Olympic medal record

Men's rowing

= Oswald Carver =

British rower

Oswald Armitage Carver (2 February 1887 – 7 June 1915) was a British rower who competed in the 1908 Summer Olympics. He died of injuries during the First World War.

Carver was born at Marple, Cheshire, the son of William Oswald Carver and his wife, Katherine Armitage. His father was a cotton goods merchant who had been successful enough to buy Cranage Hall, near Holmes Chapel. Carver was educated at Charterhouse School and Trinity College, Cambridge. He rowed for Cambridge in the Boat Race in 1908. The Cambridge crew made up a boat in the eights which won the bronze medal for Great Britain rowing at the 1908 Summer Olympics.

Carver was a director of the family company which owned Hollins Mill at Marple and had offices and warehouses in central Manchester's "cotton district". Carver was very active in the Scout movement which he introduced to Marple.

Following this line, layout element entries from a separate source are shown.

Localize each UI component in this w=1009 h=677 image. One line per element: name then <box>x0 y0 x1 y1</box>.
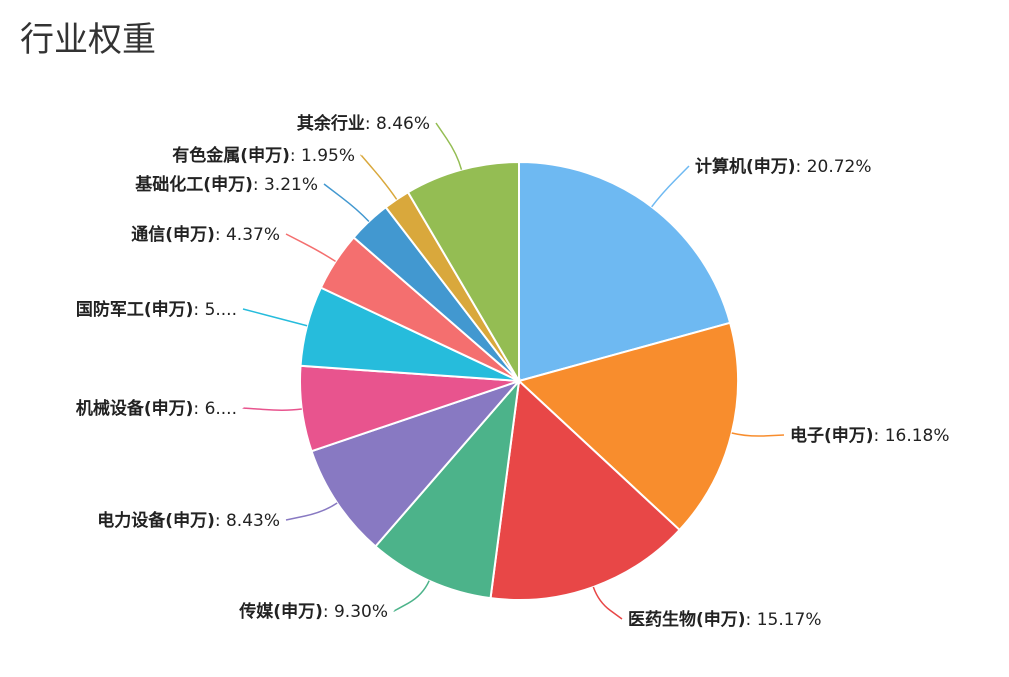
leader-line <box>242 308 308 327</box>
slice-label-value: 16.18% <box>885 426 950 446</box>
leader-lines <box>242 122 785 620</box>
slice-label: 国防军工(申万): 5.... <box>76 299 237 320</box>
slice-labels: 计算机(申万): 20.72% 电子(申万): 16.18% 医药生物(申万): 1… <box>76 113 950 630</box>
slice-label: 机械设备(申万): 6.... <box>76 398 237 419</box>
pie-slice[interactable] <box>374 377 521 600</box>
slice-label-separator: : <box>323 602 334 622</box>
slice-label-separator: : <box>215 225 226 245</box>
leader-line <box>651 165 690 208</box>
slice-label-value: 8.46% <box>376 114 430 134</box>
slice-label-value: 6.... <box>205 399 237 419</box>
slice-label: 通信(申万): 4.37% <box>131 224 280 245</box>
slice-label-name: 有色金属(申万) <box>172 145 290 166</box>
slice-label-name: 传媒(申万) <box>238 601 323 622</box>
leader-line <box>393 580 430 612</box>
slice-label-name: 医药生物(申万) <box>628 609 746 630</box>
slice-label-separator: : <box>253 175 264 195</box>
pie-slice[interactable] <box>406 160 520 385</box>
slice-label: 医药生物(申万): 15.17% <box>628 609 822 630</box>
pie-slice[interactable] <box>310 378 523 548</box>
slice-label: 电子(申万): 16.18% <box>790 425 950 446</box>
slice-label-name: 电力设备(申万) <box>97 510 215 531</box>
slice-label-separator: : <box>796 157 807 177</box>
slice-label-name: 其余行业 <box>297 113 365 134</box>
slice-label-name: 电子(申万) <box>790 425 874 446</box>
slice-label-value: 1.95% <box>301 146 355 166</box>
slice-label-value: 5.... <box>205 300 237 320</box>
leader-line <box>285 233 336 263</box>
slice-label-name: 基础化工(申万) <box>134 174 253 195</box>
slice-label-value: 9.30% <box>334 602 388 622</box>
slice-label: 传媒(申万): 9.30% <box>238 601 388 622</box>
page-title: 行业权重 <box>20 20 156 60</box>
pie-slices <box>299 160 739 601</box>
leader-line <box>731 432 785 437</box>
slice-label-separator: : <box>193 300 204 320</box>
slice-label-separator: : <box>215 511 226 531</box>
slice-label-name: 通信(申万) <box>131 224 215 245</box>
slice-label-separator: : <box>193 399 204 419</box>
slice-label: 其余行业: 8.46% <box>297 113 430 134</box>
leader-line <box>242 407 302 411</box>
pie-slice[interactable] <box>517 321 739 532</box>
slice-label-separator: : <box>365 114 376 134</box>
leader-line <box>435 122 463 170</box>
slice-label-separator: : <box>874 426 885 446</box>
slice-label-name: 计算机(申万) <box>695 156 796 177</box>
slice-label-separator: : <box>290 146 301 166</box>
leader-line <box>592 586 623 620</box>
leader-line <box>360 154 398 200</box>
slice-label: 基础化工(申万): 3.21% <box>134 174 318 195</box>
slice-label-separator: : <box>746 610 757 630</box>
slice-label-name: 机械设备(申万) <box>76 398 194 419</box>
slice-label-value: 8.43% <box>226 511 280 531</box>
slice-label-value: 15.17% <box>757 610 822 630</box>
slice-label-name: 国防军工(申万) <box>76 299 194 320</box>
leader-line <box>323 183 370 223</box>
slice-label: 电力设备(申万): 8.43% <box>97 510 280 531</box>
leader-line <box>285 502 338 521</box>
slice-label-value: 20.72% <box>807 157 872 177</box>
slice-label: 有色金属(申万): 1.95% <box>172 145 355 166</box>
pie-slice[interactable] <box>489 378 681 601</box>
slice-label-value: 4.37% <box>226 225 280 245</box>
pie-slice[interactable] <box>518 160 732 383</box>
slice-label-value: 3.21% <box>264 175 318 195</box>
slice-label: 计算机(申万): 20.72% <box>695 156 872 177</box>
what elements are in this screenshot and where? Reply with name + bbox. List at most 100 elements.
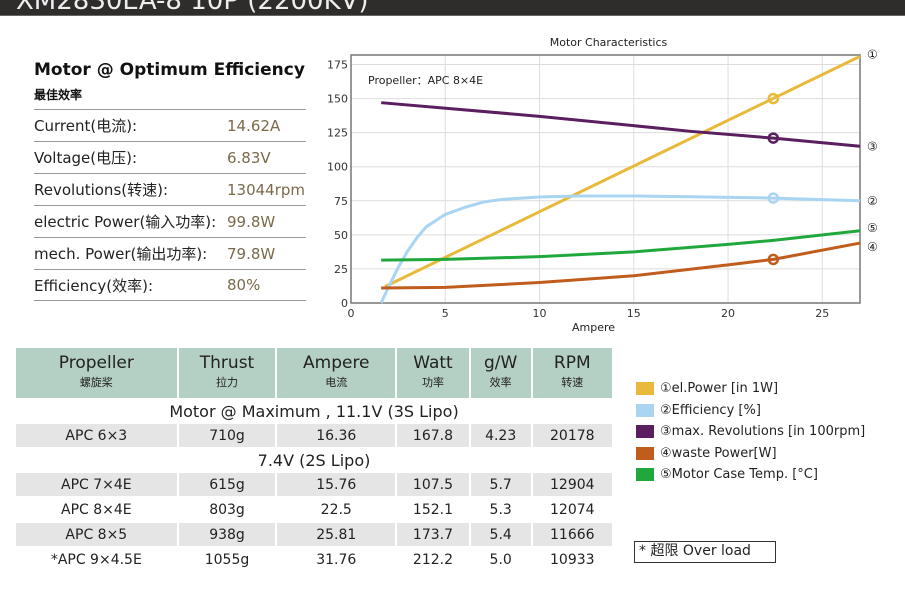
table-cell: 22.5 (275, 496, 398, 523)
chart-title: Motor Characteristics (550, 36, 668, 49)
legend-swatch (636, 382, 654, 396)
legend-item: ② Efficiency [%] (636, 400, 865, 422)
table-cell: 5.7 (468, 471, 533, 498)
optimum-value: 80% (227, 276, 261, 294)
table-cell: 615g (176, 471, 278, 498)
series-end-label: ④ (867, 240, 878, 254)
table-cell: 212.2 (395, 546, 471, 573)
chart-legend: ① el.Power [in 1W] ② Efficiency [%] ③ max. Re… (636, 378, 865, 486)
table-row: APC 7×4E 615g 15.76 107.5 5.7 12904 (14, 471, 615, 498)
column-header-cn: 转速 (561, 376, 584, 389)
column-header-cn: 功率 (421, 376, 444, 389)
y-tick-label: 150 (327, 93, 348, 106)
title-bar: XM2830EA-8 10P (2200KV) (0, 0, 905, 16)
legend-item: ③ max. Revolutions [in 100rpm] (636, 421, 865, 443)
table-row: APC 8×4E 803g 22.5 152.1 5.3 12074 (14, 496, 615, 523)
motor-title: XM2830EA-8 10P (2200KV) (16, 0, 369, 16)
plot-border (350, 54, 861, 304)
table-cell: 11666 (530, 521, 615, 548)
series-marker (767, 92, 780, 105)
legend-num: ③ (660, 424, 672, 440)
overload-note: * 超限 Over load (634, 541, 776, 563)
optimum-value: 99.8W (227, 212, 276, 231)
section-label: 7.4V (2S Lipo) (14, 447, 614, 473)
series-marker (767, 192, 780, 204)
legend-num: ④ (660, 445, 672, 461)
optimum-label: Current(电流): (34, 117, 138, 135)
series-marker (767, 253, 780, 266)
table-cell: 12074 (530, 496, 615, 523)
table-cell: 4.23 (468, 422, 533, 449)
x-tick-label: 5 (442, 307, 449, 320)
optimum-value: 14.62A (227, 116, 281, 135)
column-header: Ampere 电流 (275, 346, 398, 400)
legend-item: ⑤ Motor Case Temp. [°C] (636, 464, 865, 486)
column-header-en: Propeller (58, 353, 134, 373)
table-cell: 15.76 (275, 471, 398, 498)
x-tick-label: 0 (348, 307, 355, 320)
legend-swatch (636, 403, 654, 417)
x-tick-label: 15 (627, 307, 641, 320)
table-cell: 803g (176, 496, 278, 523)
table-cell: 5.4 (468, 521, 533, 548)
propeller-annotation: Propeller：APC 8×4E (368, 74, 483, 87)
table-cell: 10933 (530, 546, 615, 573)
legend-label: max. Revolutions [in 100rpm] (671, 424, 866, 440)
legend-num: ⑤ (660, 467, 672, 483)
optimum-label: Efficiency(效率): (34, 276, 154, 295)
legend-num: ② (660, 402, 672, 418)
legend-label: el.Power [in 1W] (671, 381, 779, 397)
optimum-value: 6.83V (227, 148, 271, 167)
column-header-cn: 效率 (489, 376, 512, 389)
column-header-en: g/W (484, 353, 518, 373)
column-header: RPM 转速 (530, 346, 615, 400)
table-cell: 16.36 (275, 422, 398, 449)
table-cell: 152.1 (395, 496, 471, 523)
optimum-subtitle: 最佳效率 (34, 88, 83, 102)
table-cell: 173.7 (395, 521, 471, 548)
series-end-label: ① (867, 47, 878, 61)
table-cell: *APC 9×4.5E (14, 546, 179, 573)
optimum-row: Revolutions(转速): 13044rpm (34, 173, 306, 205)
table-row: APC 6×3 710g 16.36 167.8 4.23 20178 (14, 422, 615, 449)
legend-label: waste Power[W] (671, 445, 777, 461)
table-cell: APC 8×4E (14, 496, 179, 523)
series-end-label: ③ (867, 139, 878, 153)
motor-characteristics-chart: 0 5 10 15 20 25 0 25 50 75 100 125 150 175 Motor Chara… (327, 36, 878, 334)
optimum-label: electric Power(输入功率): (34, 213, 217, 231)
column-header-cn: 螺旋桨 (79, 376, 113, 389)
column-header: Thrust 拉力 (176, 346, 278, 400)
optimum-efficiency-panel: Motor @ Optimum Efficiency 最佳效率 Current(… (34, 60, 306, 301)
optimum-label: mech. Power(输出功率): (34, 245, 208, 263)
optimum-value: 13044rpm (227, 180, 306, 199)
optimum-row: Voltage(电压): 6.83V (34, 141, 306, 173)
legend-label: Motor Case Temp. [°C] (671, 467, 818, 483)
legend-swatch (636, 425, 654, 439)
legend-item: ① el.Power [in 1W] (636, 378, 865, 400)
series-end-label: ② (867, 194, 878, 208)
y-tick-label: 50 (334, 229, 348, 242)
y-tick-label: 75 (334, 195, 348, 208)
x-tick-label: 10 (533, 307, 547, 320)
optimum-value: 79.8W (227, 244, 276, 263)
table-cell: 31.76 (275, 546, 398, 573)
section-row: 7.4V (2S Lipo) (14, 447, 614, 473)
table-cell: 938g (176, 521, 278, 548)
column-header-en: Ampere (303, 353, 370, 373)
legend-label: Efficiency [%] (671, 402, 761, 418)
y-tick-label: 25 (334, 263, 348, 276)
legend-num: ① (660, 381, 672, 397)
table-cell: 20178 (530, 422, 615, 449)
column-header: Propeller 螺旋桨 (14, 346, 179, 400)
table-cell: 1055g (176, 546, 278, 573)
table-row: APC 8×5 938g 25.81 173.7 5.4 11666 (14, 521, 615, 548)
y-tick-label: 100 (327, 161, 348, 174)
table-row: *APC 9×4.5E 1055g 31.76 212.2 5.0 10933 (14, 546, 615, 573)
series-line (381, 101, 861, 148)
x-tick-label: 25 (815, 307, 829, 320)
optimum-row: electric Power(输入功率): 99.8W (34, 205, 306, 237)
table-cell: APC 8×5 (14, 521, 179, 548)
table-cell: 107.5 (395, 471, 471, 498)
table-cell: 167.8 (395, 422, 471, 449)
series-line (384, 55, 861, 288)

During World War I, Carver served with 1/2nd East Lancashire Field Company Royal Engineers. His initial application to serve overseas with the company was rejected by an army medical board at Bury on 3 September 1914 because he was deaf. However, his hearing was rechecked a month later, and by 31 December, he had been promoted to captain responsible for one of the company's four sections. At the beginning of May 1915, the troops left Egypt to go into action at Gallipoli. On 4 June in the Third Battle of Krithia, the Engineers were to follow Territorial Battalions of the Manchester Regiment in an infantry attack on the Turkish positions. Their role was to dig communication trenches back to the original British line and build strong points to be used in case of counterattack. Carver was wounded in the back and evacuated down to 11th Casualty Clearing Station on the landing beach. He died three days later, aged 28.

Carver married Elizabeth "Betty" Hobart, daughter of Robert Thompson Hobart of Tunbridge Wells in 1911. They had children John Hobart Carver, father of Martin Carver and Richard Oswald Hobart Carver. The family lived at The Hollies in Marple.

After Carver's death, Betty Carver married Bernard "Monty" Montgomery of Alamein, also who accepted as children of the family her two sons in their early teens, John and Dick.